Slow television - galfarragem
https://en.wikipedia.org/wiki/Slow_television
======
tgb
Reminds me of [http://astronaut.io/#](http://astronaut.io/#) \- a page that
plays Youtube videos that "no one" has seen before. Just random moments of
people's lives they wanted to capture, then a few seconds later, something
else. It's highly soothing and rather touching. Kids singing, school projects,
birthdays, strange nothings that you have no idea why they videoed, let alone
uploaded, it.

------
Angostura
The BBC had been showing some excellent slow TV recently on BBC 4. I
particularly liked the bus journey through the Yorkshire Dales
[https://www.bbc.co.uk/programmes/p044g8yx](https://www.bbc.co.uk/programmes/p044g8yx)
and Autralia's Ghan train - which runs North to South through the red centre
[https://www.bbc.co.uk/programmes/b0bq3jnv](https://www.bbc.co.uk/programmes/b0bq3jnv)

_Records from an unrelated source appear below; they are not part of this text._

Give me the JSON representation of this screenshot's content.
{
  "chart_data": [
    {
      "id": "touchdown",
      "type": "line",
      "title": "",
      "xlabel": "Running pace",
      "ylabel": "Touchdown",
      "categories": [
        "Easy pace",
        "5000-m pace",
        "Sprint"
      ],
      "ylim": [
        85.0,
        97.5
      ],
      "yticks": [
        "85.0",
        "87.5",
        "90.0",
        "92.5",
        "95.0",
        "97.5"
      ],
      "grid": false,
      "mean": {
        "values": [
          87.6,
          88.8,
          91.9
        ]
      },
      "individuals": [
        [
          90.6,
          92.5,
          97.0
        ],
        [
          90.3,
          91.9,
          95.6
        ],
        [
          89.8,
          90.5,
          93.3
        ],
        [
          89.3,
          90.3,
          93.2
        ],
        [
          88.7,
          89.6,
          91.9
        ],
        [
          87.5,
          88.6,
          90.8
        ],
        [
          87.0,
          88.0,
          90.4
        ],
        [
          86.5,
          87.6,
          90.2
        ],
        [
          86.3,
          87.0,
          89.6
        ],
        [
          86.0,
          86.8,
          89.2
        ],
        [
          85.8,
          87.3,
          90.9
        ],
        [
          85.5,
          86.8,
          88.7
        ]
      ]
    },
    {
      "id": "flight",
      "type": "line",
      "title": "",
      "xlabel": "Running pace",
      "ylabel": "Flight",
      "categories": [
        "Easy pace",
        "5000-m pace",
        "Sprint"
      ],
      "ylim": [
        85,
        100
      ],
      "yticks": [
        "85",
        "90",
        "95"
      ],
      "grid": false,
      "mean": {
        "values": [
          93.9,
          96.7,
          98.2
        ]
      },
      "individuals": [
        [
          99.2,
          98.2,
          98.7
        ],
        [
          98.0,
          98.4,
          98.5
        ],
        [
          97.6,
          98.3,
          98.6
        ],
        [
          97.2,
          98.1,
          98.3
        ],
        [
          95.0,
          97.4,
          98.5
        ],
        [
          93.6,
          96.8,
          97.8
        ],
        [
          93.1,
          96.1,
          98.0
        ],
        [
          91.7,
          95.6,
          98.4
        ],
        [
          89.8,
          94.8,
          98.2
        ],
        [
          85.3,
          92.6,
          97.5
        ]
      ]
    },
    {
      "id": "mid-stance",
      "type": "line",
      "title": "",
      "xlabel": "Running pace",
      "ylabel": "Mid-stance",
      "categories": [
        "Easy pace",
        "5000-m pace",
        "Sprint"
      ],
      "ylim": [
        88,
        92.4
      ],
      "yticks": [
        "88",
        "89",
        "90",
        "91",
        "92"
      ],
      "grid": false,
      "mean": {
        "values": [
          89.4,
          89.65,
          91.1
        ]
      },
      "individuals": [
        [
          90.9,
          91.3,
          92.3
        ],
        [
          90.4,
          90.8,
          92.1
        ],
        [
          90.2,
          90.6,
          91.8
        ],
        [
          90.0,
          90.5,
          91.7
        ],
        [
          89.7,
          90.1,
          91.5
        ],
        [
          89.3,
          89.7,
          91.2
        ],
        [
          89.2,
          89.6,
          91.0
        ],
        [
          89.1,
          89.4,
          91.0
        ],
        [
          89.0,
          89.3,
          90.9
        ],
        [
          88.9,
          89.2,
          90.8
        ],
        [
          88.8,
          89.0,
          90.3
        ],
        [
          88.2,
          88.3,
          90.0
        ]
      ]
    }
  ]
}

List of all the programmes in their slow season:
[https://en.wikipedia.org/wiki/BBC_Four_Goes_Slow](https://en.wikipedia.org/wiki/BBC_Four_Goes_Slow)

------
johnwatson11218
Doug Stanhope was talking about how he was in Norway and there was a 12 hour
show that was all about a single boat trip. He said he loved that kind of tv
and that even if he had been on that boat ride he would have stayed in his
cabin and just watched the televised version. He made a joke about how he
would have to stay and watch the whole thing just to see how it all turned
out.

------
galfarragem
Examples of slow TV:

[https://news.ycombinator.com/item?id=18457671](https://news.ycombinator.com/item?id=18457671)

[https://news.ycombinator.com/item?id=18458442](https://news.ycombinator.com/item?id=18458442)

------
jfoutz
Not exactly the same thing, but I found breath of the wild 100%speedruns
pretty calming and engaging. Mostly link running. Occasional intense battles.
Every 15 min or so, you see something really clever.

I know it’s not quite the same thing, but the game is so expansive I think it
points in the same direction.

------
snorkel
Reminds me of Desert Bus [https://www.newyorker.com/tech/annals-of-
technology/desert-b...](https://www.newyorker.com/tech/annals-of-
technology/desert-bus-the-very-worst-video-game-ever-created)

------
TheMiddleMan
[https://www.reddit.com/r/SlowTV/](https://www.reddit.com/r/SlowTV/)

------
kristianp
This reminds me of watching surfing competitions. Much of the time is spent
watching competitors wait for waves, which is very peaceful to watch.

It would be great if someone live-streamed walking along a beach for a few
hours.

------
toofy
I would love to see more content which falls in the between this and the
extremely overedited-for-excitement stuff which seems so pervasive now.

------
gm6001
The cycling grand tours are 95% slow TV actually.